Speaking for those who like their propaganda subtle, Pakistan too has had its fair share of embarrassment in recent times in the form of films like Kaaf Kangana. The reduction of a once beloved (albeit eternally problematic) film industry to mere propaganda-churning machinery is a stark reminder for us to open up to stories from the margins before it is too late. As far as producing a counter-narrative is concerned, our state could not employ a more effective strategy for countering propaganda than the one it is already afforded — the uniquely Pakistani sense of humour that flourishes in the face of hostility. It is a thought-provoking exercise in challenging any spiteful discourse with playfulness and memes that strikingly differ from the hateful nationalism that dictates the majority of the neighbouring online spaces. If only we saw the same spirit reflected in our mainstream media.

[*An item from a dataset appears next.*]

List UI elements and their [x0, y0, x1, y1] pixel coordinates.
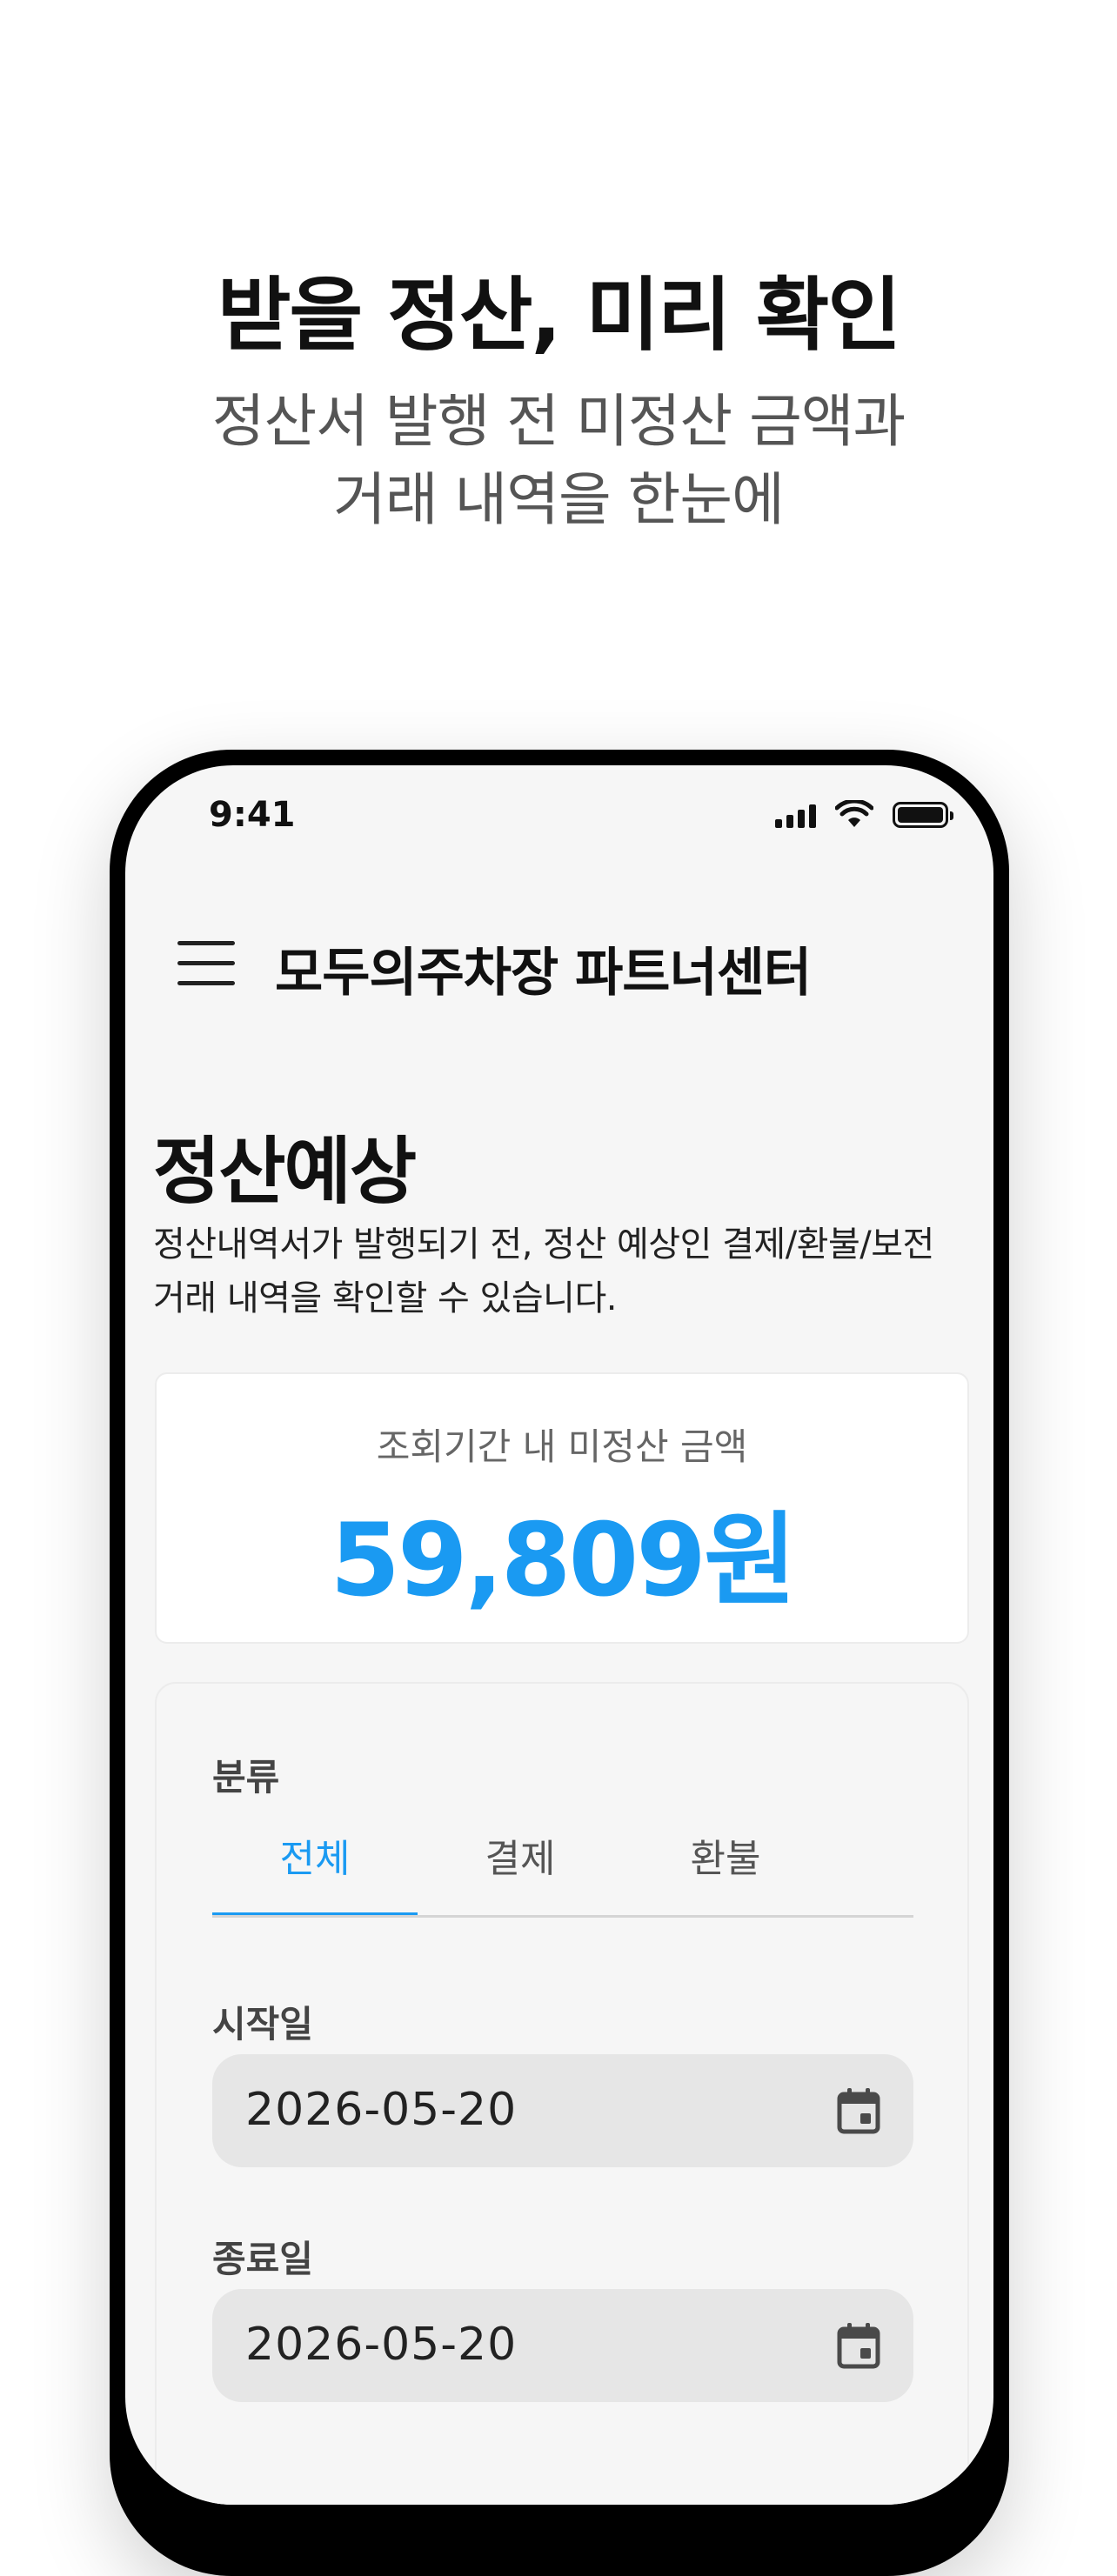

Without needing to reexamine, one can safely state that our collective history is marred with mutual strife. Grievances are so immense that talks of peaceful resolutions to our problems come out to many as useless, even insensitive and at times, for lack of a better word, cringe. But rationality must trump emotional responses when billions of lives remain on the line. Hateful narratives need to be discarded in the memory of all the lives that have been lost on both sides in hopes of a better future because time stopped in Hiroshima in 1945 when conflicts could not be resolved through talks and negotiations.
It is also crucial to remember why films such as Mission Majnu keep being made. To put it simply, for elections to be won, sometimes people must find something more sacred than their own well-being, and the sanctity of human life across the border, sometimes within it too. So, the Joylands won’t make the cut and the Main Hoon Nas must become a thing of the past. Soft and genteel men in rom-coms will have to make a switch to stepping on flags to be heroes because films perpetuating and nurturing a pro-war narrative are perfect.
They are arousing enough to justify the cost and lives lost to militarism, galvanising enough to keep young minds who should be otherwise holding you accountable occupied in mongering for these forever wars, and generally ever so impressive a technique, in the sense that it makes you the awardee of national credence every time without fail for being the hateful warmongering person you are. Because you contorted the definition of what it means to be a patriot to the contorted hate-mongering agenda that serves you.
If we are to get inspired by true events, we must not give in to this bleakness. We must use art to spread peace and harmony by telling meaningful stories about our personal histories, traumas, and struggles that inspire connection. For that to happen, rational minds must resist, question, and reject these hateful discourses and make it a point to understand that our mutual struggles with poverty, education inequality, and extremism definitely won’t end just because Mr Modi from New Dehli is ready to go to war.